Baidu and Orange sideline Google in Africa
Carrier and Chinese search giant create mobile browser which will be preloaded across the Orange footprint in Africa/Middle East
Published: 15 January, 2013
This is the kind of deal to strike fear into Google's heart - its Chinese arch-rival partnering with a major operator to put a non-Google browser at the heart of the Android experience in fast growing markets. Baidu, which already overshadows Google in China and has released its own mobile operating system, has announced a deal with Orange (exclusive for the first year) to create an enhanced browser for Android handsets, to be pushed out in the carrier's extensive territories in Africa and the Middle East.
This could be the kind of breakthrough Baidu has been seeking to spearhead the expansion of its mobile web services, notably its search engine, beyond its home market. Like Opera, the main provider of mobile browsers embedded in emerging market handsets, Baidu knows that creating a distinctive platform for a cellco's own services is a key way to gain market reach in emerging economies - where operator branded devices and platforms are more common. In turn, this will help such software houses to compete with Google by preventing it becoming the default user experience throughout the Android ecosystem.
This is Baidu's first global operator agreement. The new browser is already available in Arabic and English, and a French version is in development. Importantly, it will be pre-installed in many devices, as well as being available to download. It will be pushed out to Android devices across Orange's African footprint through this year.
Orange says it is seeing significant increase in demand for smartphones, especially Android ones, in the MEA region - in Egypt, for instance, Android device sales doubled in the second half of 2012 on Orange networks. The first operator to launch the platform is Mobinil, Orange's unit in Egypt.
The French telco says the new browser promises a more affordable and a richer browsing experience for customers in this area. Like other mobile browsers with heavy presence in emerging markets, such as Opera Mini and Nokia's Series 40 offering, this software uses enhanced data compression capabilities (30% to 90% compression), to ease the strain on lower-end network connections and devices.
The user interface claims to be simple but "highly customizable", with one-click access to many key applications such as Facebook, and also to services which will be exclusive to Orange/Baidu. Baidu's own services will be on the homescreen. Marc Rennard, senior EVP for Orange activities across Africa and the Middle East, said at the launch event in London: "We do not consider the OTT players the enemy, they are the market."
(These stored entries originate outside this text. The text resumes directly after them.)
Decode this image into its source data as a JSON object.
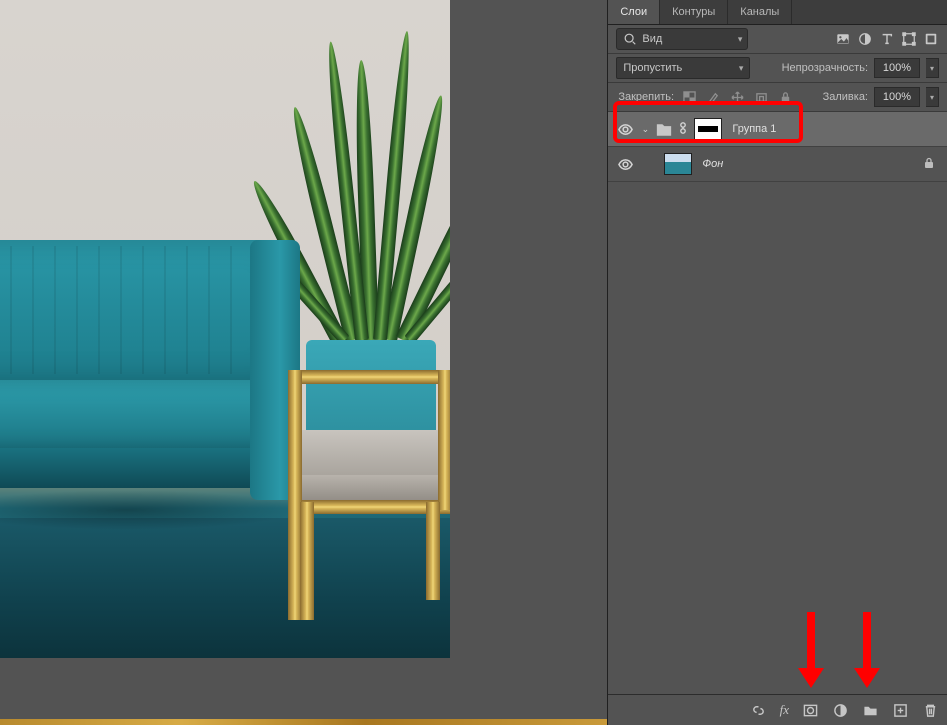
{
  "tabs": {
    "layers": "Слои",
    "paths": "Контуры",
    "channels": "Каналы"
  },
  "search": {
    "placeholder": "Вид"
  },
  "blend": {
    "mode": "Пропустить",
    "opacity_label": "Непрозрачность:",
    "opacity_value": "100%"
  },
  "lock": {
    "label": "Закрепить:",
    "fill_label": "Заливка:",
    "fill_value": "100%"
  },
  "layers": {
    "group": {
      "name": "Группа 1"
    },
    "background": {
      "name": "Фон"
    }
  }
}
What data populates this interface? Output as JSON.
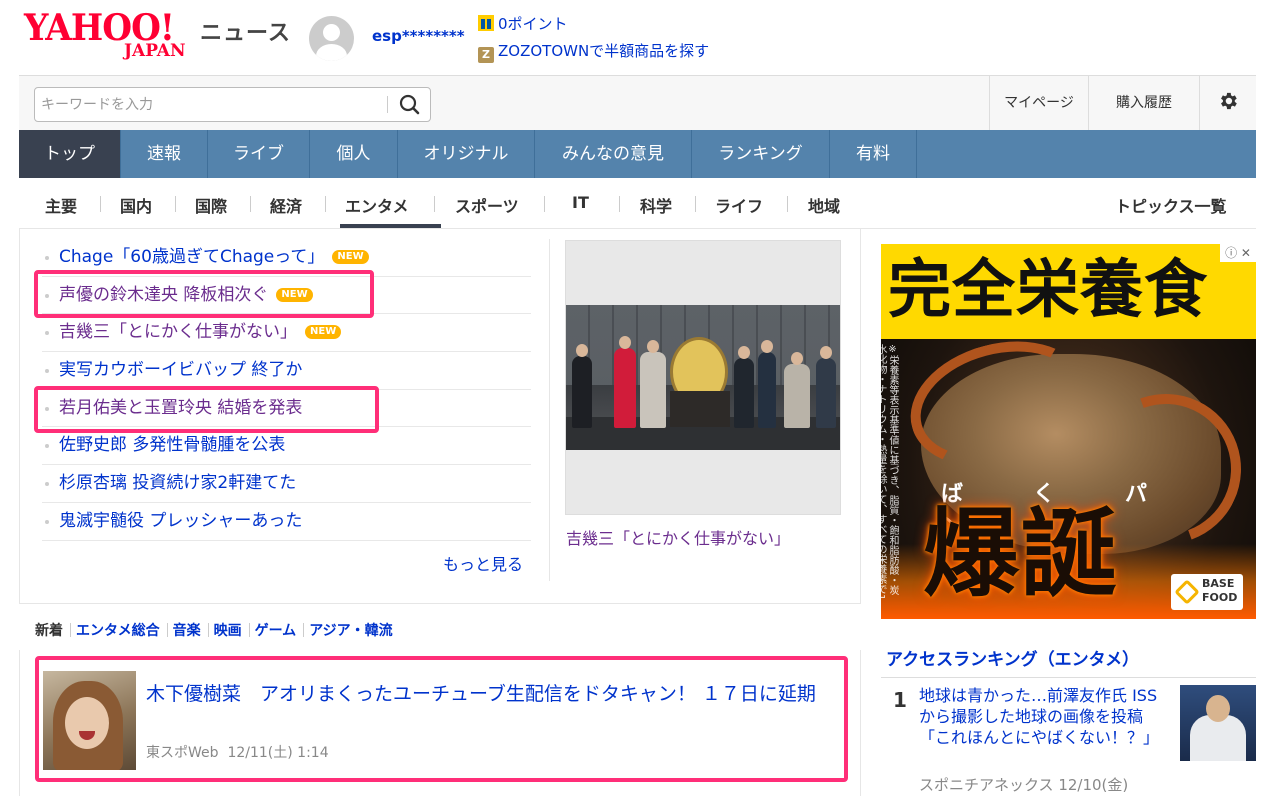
{
  "header": {
    "logo_main": "YAHOO!",
    "logo_sub": "JAPAN",
    "service": "ニュース",
    "username": "esp********",
    "promos": [
      {
        "icon": "tpoint-icon",
        "label": "0ポイント"
      },
      {
        "icon": "zozotown-icon",
        "label": "ZOZOTOWNで半額商品を探す"
      }
    ]
  },
  "search": {
    "placeholder": "キーワードを入力",
    "value": ""
  },
  "utility": {
    "mypage": "マイページ",
    "history": "購入履歴",
    "settings_icon": "gear-icon"
  },
  "main_nav": [
    {
      "label": "トップ",
      "active": true
    },
    {
      "label": "速報"
    },
    {
      "label": "ライブ"
    },
    {
      "label": "個人"
    },
    {
      "label": "オリジナル"
    },
    {
      "label": "みんなの意見"
    },
    {
      "label": "ランキング"
    },
    {
      "label": "有料"
    }
  ],
  "sub_nav": {
    "items": [
      "主要",
      "国内",
      "国際",
      "経済",
      "エンタメ",
      "スポーツ",
      "IT",
      "科学",
      "ライフ",
      "地域"
    ],
    "active": "エンタメ",
    "topics_all": "トピックス一覧"
  },
  "topics": [
    {
      "title": "Chage「60歳過ぎてChageって」",
      "new": true,
      "visited": false
    },
    {
      "title": "声優の鈴木達央 降板相次ぐ",
      "new": true,
      "visited": true
    },
    {
      "title": "吉幾三「とにかく仕事がない」",
      "new": true,
      "visited": true
    },
    {
      "title": "実写カウボーイビバップ 終了か",
      "new": false,
      "visited": false
    },
    {
      "title": "若月佑美と玉置玲央 結婚を発表",
      "new": false,
      "visited": true
    },
    {
      "title": "佐野史郎 多発性骨髄腫を公表",
      "new": false,
      "visited": false
    },
    {
      "title": "杉原杏璃 投資続け家2軒建てた",
      "new": false,
      "visited": false
    },
    {
      "title": "鬼滅宇髄役 プレッシャーあった",
      "new": false,
      "visited": false
    }
  ],
  "new_badge": "NEW",
  "more": "もっと見る",
  "photo_caption": "吉幾三「とにかく仕事がない」",
  "categories": [
    "新着",
    "エンタメ総合",
    "音楽",
    "映画",
    "ゲーム",
    "アジア・韓流"
  ],
  "article": {
    "title": "木下優樹菜　アオリまくったユーチューブ生配信をドタキャン！ １７日に延期",
    "source": "東スポWeb",
    "date": "12/11(土) 1:14"
  },
  "ad": {
    "headline": "完全栄養食",
    "ruby": "ばくパン",
    "big": "爆誕",
    "side": "※栄養素等表示基準値に基づき、脂質・飽和脂肪酸・炭水化物・ナトリウム・熱量を除いて、すべての栄養素で1日分の基準値の1/3以上を含む",
    "brand": "BASE FOOD",
    "info_icon": "ⓘ ✕"
  },
  "ranking": {
    "title": "アクセスランキング（エンタメ）",
    "items": [
      {
        "rank": "1",
        "title": "地球は青かった…前澤友作氏 ISSから撮影した地球の画像を投稿「これほんとにやばくない！？」",
        "meta": "スポニチアネックス 12/10(金)"
      }
    ]
  },
  "colors": {
    "nav_bg": "#5483ac",
    "nav_active": "#394150",
    "link": "#0033cc",
    "visited": "#6b2d8e",
    "highlight": "#ff2e78",
    "brand": "#ff0033"
  }
}
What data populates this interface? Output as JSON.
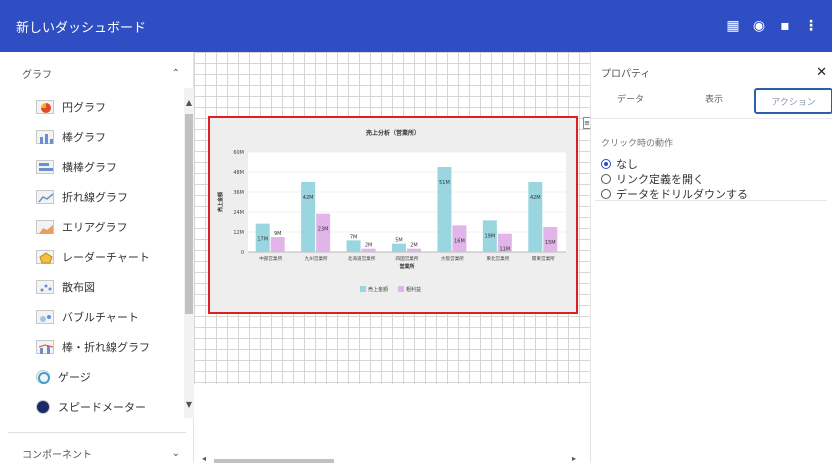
{
  "app": {
    "title": "新しいダッシュボード",
    "toolbar": [
      {
        "icon": "grid-icon",
        "glyph": "▦"
      },
      {
        "icon": "eye-icon",
        "glyph": "◉"
      },
      {
        "icon": "save-icon",
        "glyph": "▪"
      },
      {
        "icon": "more-vertical-icon",
        "glyph": "⋮"
      }
    ]
  },
  "sidebar": {
    "section": "グラフ",
    "items": [
      {
        "label": "円グラフ",
        "icon": "pie-chart-icon"
      },
      {
        "label": "棒グラフ",
        "icon": "bar-chart-icon"
      },
      {
        "label": "横棒グラフ",
        "icon": "horizontal-bar-chart-icon"
      },
      {
        "label": "折れ線グラフ",
        "icon": "line-chart-icon"
      },
      {
        "label": "エリアグラフ",
        "icon": "area-chart-icon"
      },
      {
        "label": "レーダーチャート",
        "icon": "radar-chart-icon"
      },
      {
        "label": "散布図",
        "icon": "scatter-chart-icon"
      },
      {
        "label": "バブルチャート",
        "icon": "bubble-chart-icon"
      },
      {
        "label": "棒・折れ線グラフ",
        "icon": "combo-chart-icon"
      },
      {
        "label": "ゲージ",
        "icon": "gauge-icon"
      },
      {
        "label": "スピードメーター",
        "icon": "speedometer-icon"
      }
    ],
    "footer": "コンポーネント"
  },
  "properties": {
    "title": "プロパティ",
    "tabs": [
      "データ",
      "表示",
      "アクション"
    ],
    "active_tab": "アクション",
    "click_action_label": "クリック時の動作",
    "options": [
      "なし",
      "リンク定義を開く",
      "データをドリルダウンする"
    ],
    "selected_option": "なし"
  },
  "chart_data": {
    "type": "bar",
    "title": "売上分析（営業所）",
    "xlabel": "営業所",
    "ylabel": "売上金額",
    "ylim": [
      0,
      60
    ],
    "ytick_labels": [
      "0",
      "12M",
      "24M",
      "36M",
      "48M",
      "60M"
    ],
    "categories": [
      "中部営業所",
      "九州営業所",
      "北海道営業所",
      "四国営業所",
      "大阪営業所",
      "東北営業所",
      "関東営業所"
    ],
    "series": [
      {
        "name": "売上金額",
        "color": "#9ad6e0",
        "values": [
          17,
          42,
          7,
          5,
          51,
          19,
          42
        ],
        "labels": [
          "17M",
          "42M",
          "7M",
          "5M",
          "51M",
          "19M",
          "42M"
        ]
      },
      {
        "name": "粗利益",
        "color": "#e2b5ea",
        "values": [
          9,
          23,
          2,
          2,
          16,
          11,
          15
        ],
        "labels": [
          "9M",
          "23M",
          "2M",
          "2M",
          "16M",
          "11M",
          "15M"
        ]
      }
    ],
    "legend": "bottom",
    "grid": true
  }
}
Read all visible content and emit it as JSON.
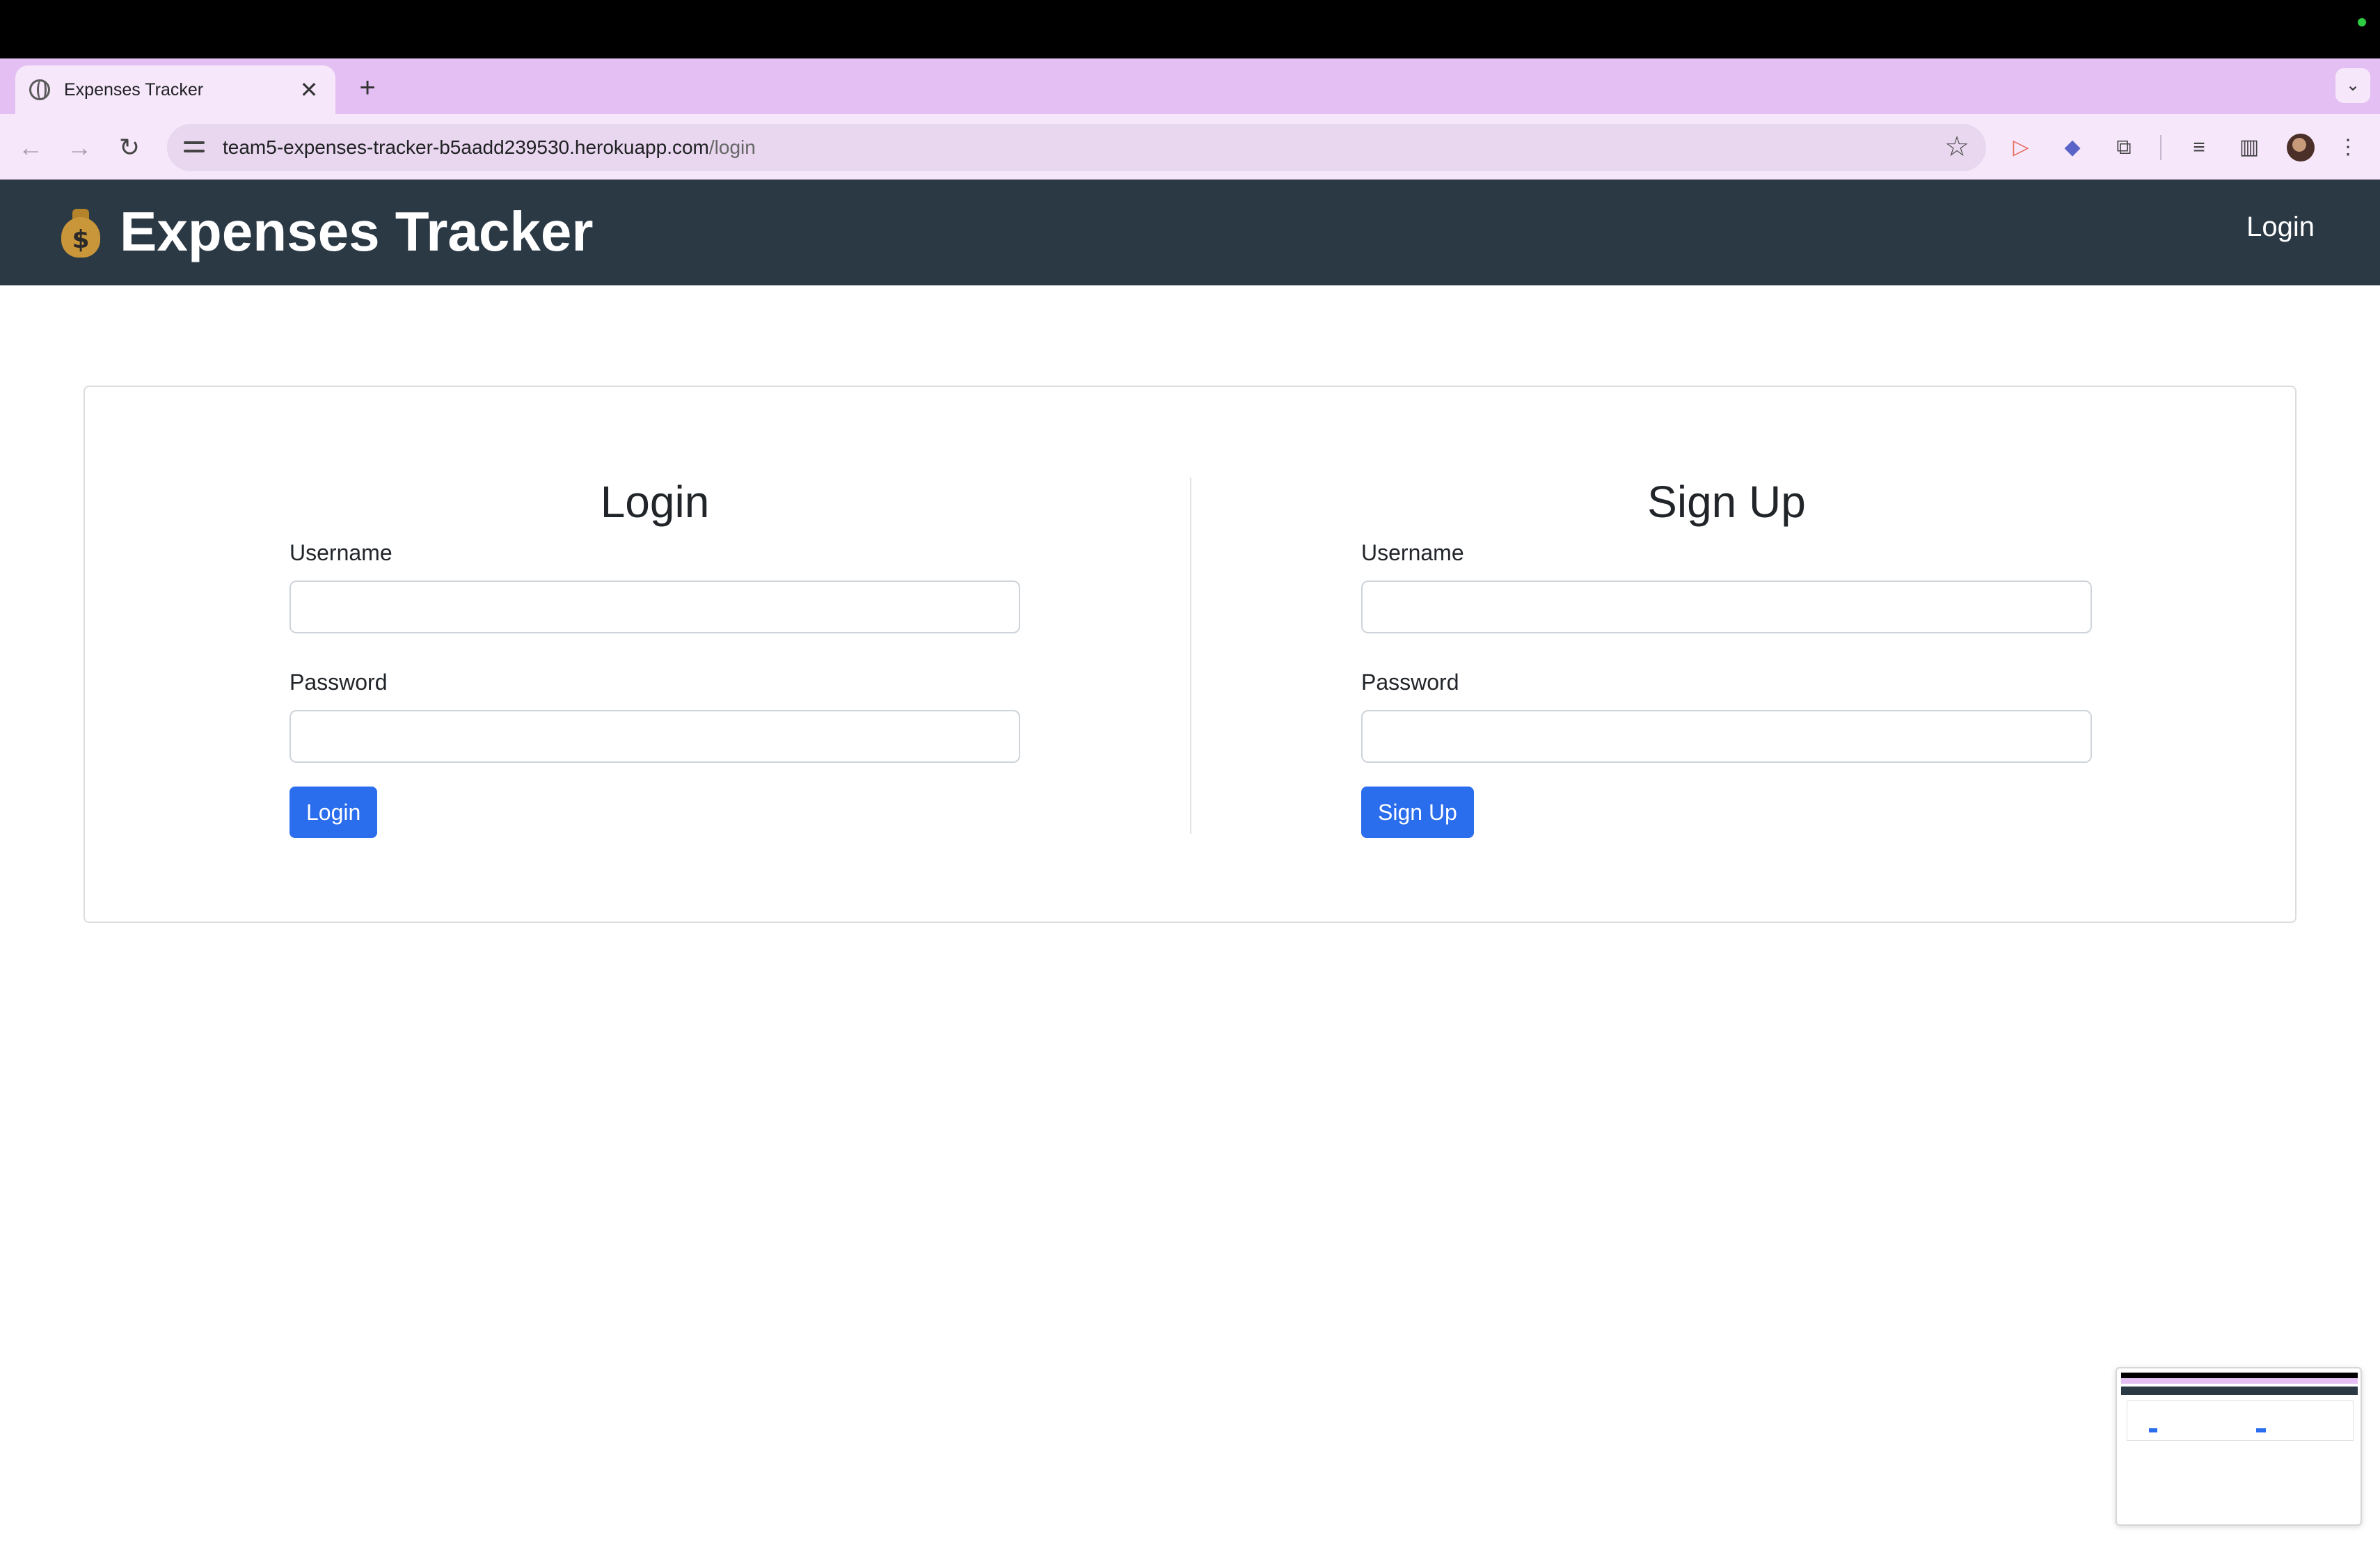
{
  "browser": {
    "tab_title": "Expenses Tracker",
    "tab_close_glyph": "✕",
    "new_tab_glyph": "+",
    "tab_menu_glyph": "⌄",
    "url_host": "team5-expenses-tracker-b5aadd239530.herokuapp.com",
    "url_path": "/login",
    "icons": [
      "back-icon",
      "forward-icon",
      "reload-icon",
      "site-info-icon",
      "bookmark-star-icon",
      "extension-icons",
      "extensions-puzzle-icon",
      "reading-list-icon",
      "side-panel-icon",
      "profile-avatar",
      "menu-kebab-icon"
    ]
  },
  "app": {
    "brand_title": "Expenses Tracker",
    "brand_icon": "money-bag-icon",
    "nav_login": "Login",
    "colors": {
      "navbar": "#2b3945",
      "primary_button": "#2a6ded"
    }
  },
  "login_form": {
    "title": "Login",
    "username_label": "Username",
    "username_value": "",
    "password_label": "Password",
    "password_value": "",
    "submit_label": "Login"
  },
  "signup_form": {
    "title": "Sign Up",
    "username_label": "Username",
    "username_value": "",
    "password_label": "Password",
    "password_value": "",
    "submit_label": "Sign Up"
  }
}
Orange has an MEA mobile base of almost 80m customers. "The telecoms sector in Africa over the next five years will be one of the most dynamic industries in the world," said Élie Girard, senior EVP for group strategy and development at Orange, valuing the region at $100bn with the highest growth rate in the world. The carrier aims to double revenues from its emerging market footprint - mainly in MEA - from €3.4bn in 2009 to €7bn by 2015.